Now really back to the intentional obfuscation. Here was a game from 1983. That's 27 years ago. It contained a virtual machine devoted to implementing the copy protection. The virtual machine supported only 18 instructions (add, subtract, increment, load, store, arithmetic shift left, move, branch if equal, branch if not equal, call, return, jump, decrypt, and execute native code). The p-code hooked the reset vector, and copied and decrypted the next layer which was another virtual machine. The second virtual machine supported only 13 instructions, and contained a funny twist: most of the tokens were the same between the two virtual machines, but in particular, the branch instructions were reversed. That meant that a parser or emulator that understood the code of the first virtual machine would misbehave when reading the code of the second virtual machine. It caught me, at first. The virtual machine called the native code to read the disk sectors. The sectors used a modified data header, and that's why the "nibble" format was needed.

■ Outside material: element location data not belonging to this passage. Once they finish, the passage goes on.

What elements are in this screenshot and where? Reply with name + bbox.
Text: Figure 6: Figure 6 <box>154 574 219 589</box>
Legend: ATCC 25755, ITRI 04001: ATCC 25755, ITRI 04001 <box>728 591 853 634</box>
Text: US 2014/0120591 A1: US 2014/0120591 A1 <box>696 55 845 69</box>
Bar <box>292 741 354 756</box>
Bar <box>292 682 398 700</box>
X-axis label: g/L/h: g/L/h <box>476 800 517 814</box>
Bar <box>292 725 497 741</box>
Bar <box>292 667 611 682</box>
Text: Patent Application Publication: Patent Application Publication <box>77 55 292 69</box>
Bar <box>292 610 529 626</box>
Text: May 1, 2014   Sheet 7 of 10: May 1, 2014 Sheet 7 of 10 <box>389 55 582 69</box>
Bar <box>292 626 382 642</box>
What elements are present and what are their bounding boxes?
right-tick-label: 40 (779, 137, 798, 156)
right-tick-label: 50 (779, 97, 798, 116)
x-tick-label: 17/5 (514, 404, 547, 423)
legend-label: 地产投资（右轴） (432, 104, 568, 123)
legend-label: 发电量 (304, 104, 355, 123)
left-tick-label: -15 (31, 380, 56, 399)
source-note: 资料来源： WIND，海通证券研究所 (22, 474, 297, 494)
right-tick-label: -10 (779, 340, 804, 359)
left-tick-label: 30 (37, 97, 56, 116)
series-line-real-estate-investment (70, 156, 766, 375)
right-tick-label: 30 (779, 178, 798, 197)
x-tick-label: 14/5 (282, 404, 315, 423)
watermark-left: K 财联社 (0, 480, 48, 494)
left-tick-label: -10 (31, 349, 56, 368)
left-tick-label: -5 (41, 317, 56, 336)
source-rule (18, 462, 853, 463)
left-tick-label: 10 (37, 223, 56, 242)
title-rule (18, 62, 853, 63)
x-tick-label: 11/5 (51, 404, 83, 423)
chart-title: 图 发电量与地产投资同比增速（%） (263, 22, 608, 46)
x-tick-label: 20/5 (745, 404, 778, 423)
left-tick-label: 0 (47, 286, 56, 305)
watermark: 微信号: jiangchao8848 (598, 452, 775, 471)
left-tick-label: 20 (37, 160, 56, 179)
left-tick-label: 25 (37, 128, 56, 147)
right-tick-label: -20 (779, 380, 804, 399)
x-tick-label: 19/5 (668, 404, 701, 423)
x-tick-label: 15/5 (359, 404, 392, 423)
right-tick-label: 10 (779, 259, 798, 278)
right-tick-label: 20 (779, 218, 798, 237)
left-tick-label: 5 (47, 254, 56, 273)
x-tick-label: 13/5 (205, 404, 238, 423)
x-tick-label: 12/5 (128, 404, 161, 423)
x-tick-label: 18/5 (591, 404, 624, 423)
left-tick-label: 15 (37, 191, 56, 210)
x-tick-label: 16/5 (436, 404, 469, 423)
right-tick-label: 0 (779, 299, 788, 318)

I spent some time figuring out how both virtual machines worked, and wrote a disassembler for them to see what the p-code was doing. It's exactly the same thing that some people have done for VMProtect and Themida, though both VMProtect and Themida work very hard to obfuscate the interpreter, too.
The game was "The Last Gladiator" from Electronic Arts. The copy protection probably took longer to write than the game did, but I converted it to "disk" format anyway, so that I won't rediscover it years from now and do it all again.
Seeing that 27 year old virtual machine made me think of an anthropologist finding 40,000 year old paintings in a cave that was thought to have been inhabited for only a couple of thousand years. It's probably not as exciting, though. :-)
- Peter Ferrie
* as opposed to "nybble", which is half of a byte. Byte, nybble. Ha ha. Computer people are funny.